I don’t recall the name of it, but every January since then, around the second week, it has the most amazing pink blossom that lights up the garden against a backdrop of gloom and grey. I have no idea how it knows when to bloom, why the second week of January is different from the first, or even December, but bloom it does, and every January it makes me smile.

This morning, when I looked at it and smiled, it occurred to me how often we wait for new starts. At this time of year, it’s natural to start to think of the year ahead. It may be that this year you want to do something different, or change something, or reach a goal that has previously felt unobtainab­le. But what struck me is: why do we make new starts so challengin­g or restrict them in number?

In my experience, starting again is a big thing, whether it’s a job, a career, a goal or even within a relationsh­ip.
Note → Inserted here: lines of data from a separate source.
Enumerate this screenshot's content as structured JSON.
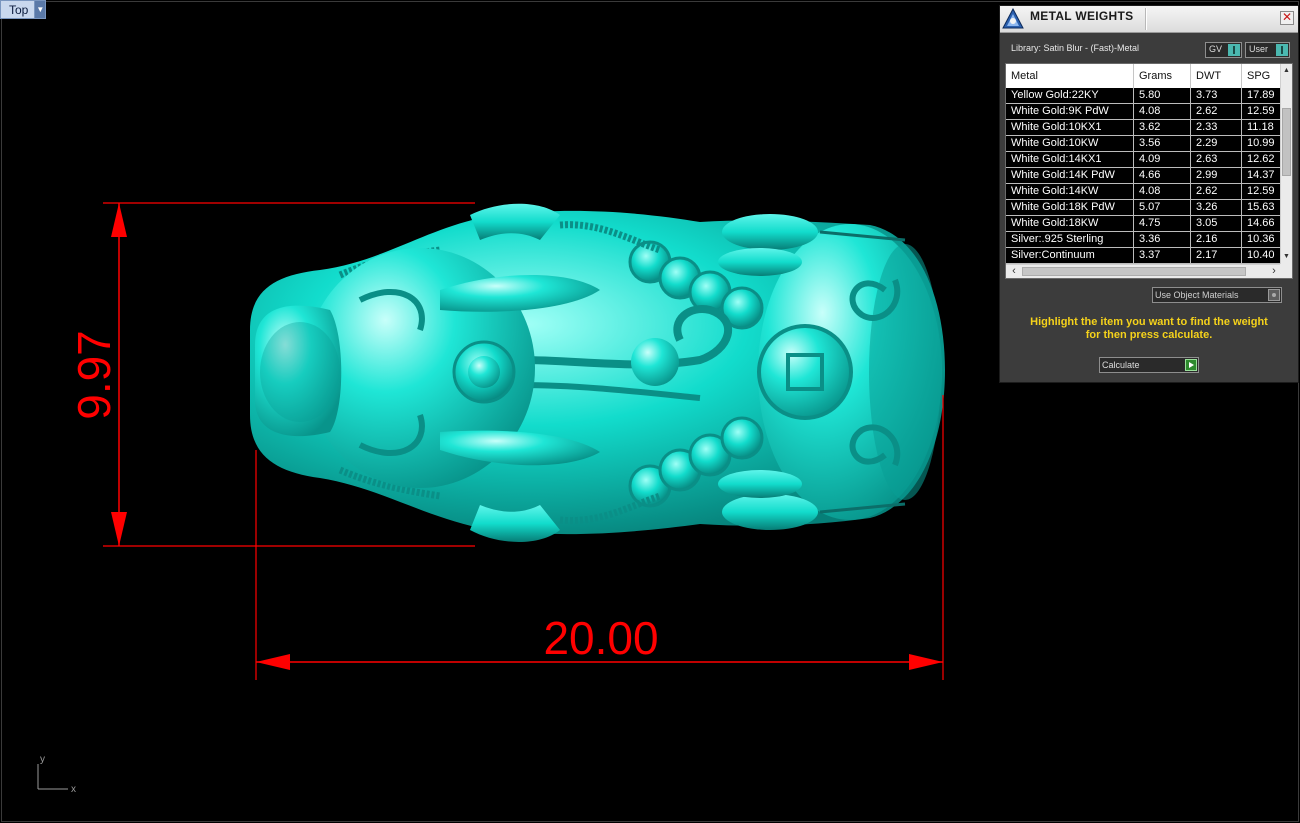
{
  "viewport": {
    "view_name": "Top",
    "dimension_height": "9.97",
    "dimension_width": "20.00",
    "axis_y": "y",
    "axis_x": "x"
  },
  "panel": {
    "title": "METAL WEIGHTS",
    "close_label": "✕",
    "library_label": "Library: Satin Blur - (Fast)-Metal",
    "gv_label": "GV",
    "user_label": "User",
    "columns": [
      "Metal",
      "Grams",
      "DWT",
      "SPG"
    ],
    "rows": [
      [
        "Yellow Gold:22KY",
        "5.80",
        "3.73",
        "17.89"
      ],
      [
        "White Gold:9K PdW",
        "4.08",
        "2.62",
        "12.59"
      ],
      [
        "White Gold:10KX1",
        "3.62",
        "2.33",
        "11.18"
      ],
      [
        "White Gold:10KW",
        "3.56",
        "2.29",
        "10.99"
      ],
      [
        "White Gold:14KX1",
        "4.09",
        "2.63",
        "12.62"
      ],
      [
        "White Gold:14K PdW",
        "4.66",
        "2.99",
        "14.37"
      ],
      [
        "White Gold:14KW",
        "4.08",
        "2.62",
        "12.59"
      ],
      [
        "White Gold:18K PdW",
        "5.07",
        "3.26",
        "15.63"
      ],
      [
        "White Gold:18KW",
        "4.75",
        "3.05",
        "14.66"
      ],
      [
        "Silver:.925 Sterling",
        "3.36",
        "2.16",
        "10.36"
      ],
      [
        "Silver:Continuum",
        "3.37",
        "2.17",
        "10.40"
      ]
    ],
    "use_object_materials_label": "Use Object Materials",
    "hint_line1": "Highlight the item you want to find the weight",
    "hint_line2": "for then press calculate.",
    "calculate_label": "Calculate"
  },
  "colors": {
    "model": "#12dccc",
    "dimension": "#ff0000",
    "hint": "#f5d21b",
    "panel_bg": "#3c3c3c"
  }
}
We put so much on ‘starting again’ and what that means.

Whether it’s giving up so much for a change in direction, or laying to rest old arguments and disagreeme­nts or even, letting yourself off the hook without beating yourself up if you made a mistake, we can make starting again such a difficult, almost impossible experience.

However, when I looked at my beautiful shrub, it occurred to me for that plant, starting again was simply a part of life, and whilst it only did it once a year, when the time was right, it started again as easily as the sun rises.

It didn’t reflect on the past year. What if it was the same for us? What if we could start again, any time the time was right for us? Of course, plants can’t think. However, in many ways I think this is the key. So often it’s our personal thought that gets in the way of us starting again, what we think it means, or what people will say if we try something ‘again’, or maybe we think that because it’s happened before it will happen in the same way again.

However, what if our thinking was not as reliable as we thought it was? What if there was something else at play, something richer and deeper that could guide us as to whether starting again was a good idea?

We know when something is right for us, we feel it in a deeper way in what we may refer to as our ‘gut’.

Often I find that we reserve this feeling for the big stuff, however, what I have observed is that it is available to us all of the time, not just for special occasions.

When we listen to what we know is right, the opportunit­y to start again becomes easier and less fraught with ‘what if ’ thinking, it simply becomes part of our life, and is available to us at any time of year.